You can’t have a strong AI strategy without a strong data strategy to begin with. That means eliminating silos and providing simple, consistent policies that allow teams to access the data they need, all within a strong security and governance posture. The end goal is to have actionable, trustworthy data that can be accessed easily to use with an LLM within a secure and governed environment.
Build Domain-Specific LLMs
LLMs trained on the entire web present more than just privacy challenges. They’re prone to “hallucinations” and other inaccuracies, and can also reproduce biases and generate offensive responses that create further risk. Moreover, foundational LLMs have not been exposed to your organizations’ internal systems and data, meaning they can’t answer questions specific to your business, your customers, and possibly even your industry.
The answer is to extend and customize a model to make it smart about your own business. While hosted models like ChatGPT have gotten most of the attention, there is a long and growing list of LLMs that enterprises can download, customize, and use behind the firewall — including open-source models like StarCoder from Hugging Face and StableLM from StabilityAI. Tuning a foundational model on the entire web requires vast amounts of data and computing power, but as IDC notes, “once a generative model is trained, it can be ‘fine-tuned’ for a particular content domain with much less data.”
An LLM doesn’t need to be vast to be useful. “Garbage in, garbage out” is true for any AI model, and enterprises should customize models using internal data they know they can trust and will provide the insights they need. Your employees probably don’t need to ask your LLM how to make a quiche, or for Father’s Day gift ideas. But they may want to ask about sales in the Northwest region, or the benefits a particular customer’s contract includes. Those answers will come from tuning the LLM on your own data in a secure and governed environment.

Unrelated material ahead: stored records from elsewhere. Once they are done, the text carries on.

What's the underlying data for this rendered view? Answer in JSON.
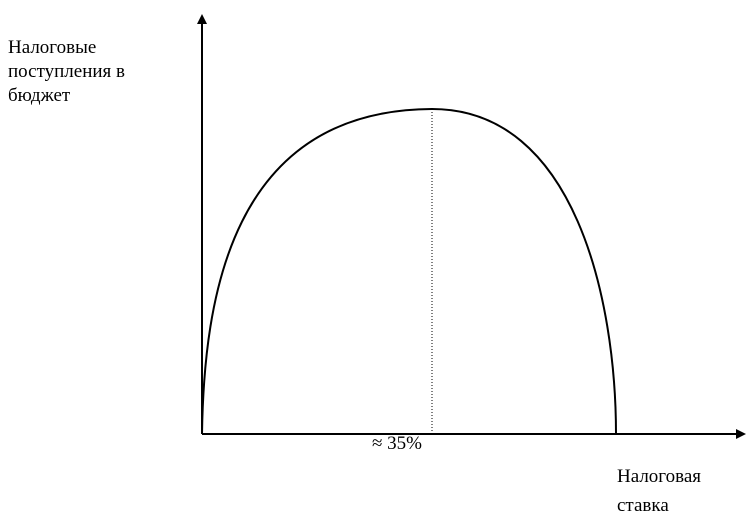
{
  "chart_data": {
    "type": "line",
    "ylabel": [
      "Налоговые",
      "поступления в",
      "бюджет"
    ],
    "xlabel": [
      "Налоговая",
      "ставка"
    ],
    "peak_label": "≈ 35%",
    "curve": "inverted-u",
    "peak_x_percent": 35,
    "zero_crossings_x_percent": [
      0,
      70
    ],
    "colors": {
      "axes": "#000000",
      "curve": "#000000",
      "peak_line": "#000000"
    }
  }
}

In addition to higher quality results, optimizing LLMs for your organization can also help reduce resource needs. Smaller models targeting specific use cases in the enterprise tend to require less compute power and smaller memory sizes than models built for general purpose use cases, or a large variety of enterprise use cases across different verticals and industries. Making LLMs more targeted for use cases in your organization will help you run LLMs in a more cost effective, and efficient way.
Surface Unstructured Data for Multimodal AI
Tuning a model on your internal systems and data requires access to all the information that may be useful for that purpose, and much of this will be stored in formats besides text. About 80% of the world’s data is unstructured, including company data such as emails, images, contracts and training videos.

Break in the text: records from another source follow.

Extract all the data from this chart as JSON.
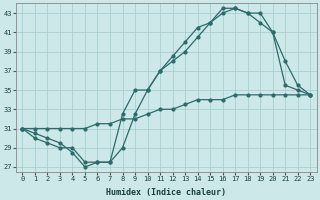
{
  "xlabel": "Humidex (Indice chaleur)",
  "xlim": [
    -0.5,
    23.5
  ],
  "ylim": [
    26.5,
    44
  ],
  "yticks": [
    27,
    29,
    31,
    33,
    35,
    37,
    39,
    41,
    43
  ],
  "xticks": [
    0,
    1,
    2,
    3,
    4,
    5,
    6,
    7,
    8,
    9,
    10,
    11,
    12,
    13,
    14,
    15,
    16,
    17,
    18,
    19,
    20,
    21,
    22,
    23
  ],
  "background_color": "#cce8e8",
  "grid_color": "#aacece",
  "line_color": "#2d6b6b",
  "line1_x": [
    0,
    1,
    2,
    3,
    4,
    5,
    6,
    7,
    8,
    9,
    10,
    11,
    12,
    13,
    14,
    15,
    16,
    17,
    18,
    19,
    20,
    21,
    22,
    23
  ],
  "line1_y": [
    31,
    30.5,
    30,
    29.5,
    28.5,
    27,
    27.5,
    27.5,
    29,
    32.5,
    35,
    37,
    38.5,
    40,
    41.5,
    42,
    43.5,
    43.5,
    43,
    43,
    41,
    35.5,
    35,
    34.5
  ],
  "line2_x": [
    0,
    1,
    2,
    3,
    4,
    5,
    6,
    7,
    8,
    9,
    10,
    11,
    12,
    13,
    14,
    15,
    16,
    17,
    18,
    19,
    20,
    21,
    22,
    23
  ],
  "line2_y": [
    31,
    30,
    29.5,
    29,
    29,
    27.5,
    27.5,
    27.5,
    32.5,
    35,
    35,
    37,
    38,
    39,
    40.5,
    42,
    43,
    43.5,
    43,
    42,
    41,
    38,
    35.5,
    34.5
  ],
  "line3_x": [
    0,
    1,
    2,
    3,
    4,
    5,
    6,
    7,
    8,
    9,
    10,
    11,
    12,
    13,
    14,
    15,
    16,
    17,
    18,
    19,
    20,
    21,
    22,
    23
  ],
  "line3_y": [
    31,
    31,
    31,
    31,
    31,
    31,
    31.5,
    31.5,
    32,
    32,
    32.5,
    33,
    33,
    33.5,
    34,
    34,
    34,
    34.5,
    34.5,
    34.5,
    34.5,
    34.5,
    34.5,
    34.5
  ],
  "markersize": 2.0,
  "linewidth": 0.9
}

That requires technologies like natural language processing to extract information from unstructured sources and make it available to your data scientists, so they can build and train multimodal AI models that can spot relationships between different types of data and surface these insights for your business.
Proceed Deliberately, but Cautiously
This is a fast-moving area and businesses must use caution with whatever approach they take to generative AI. That means reading the fine print about the models and services you use and working with reputable vendors that offer explicit guarantees about the models they provide. But it’s an area where companies cannot afford to stand still, and every business should be exploring how AI can disrupt their industries. There’s a balance that must be had between risk and reward, and by bringing generative AI models close to your data and working within your existing security perimeter, you’re more likely to reap the opportunities that this new technology brings.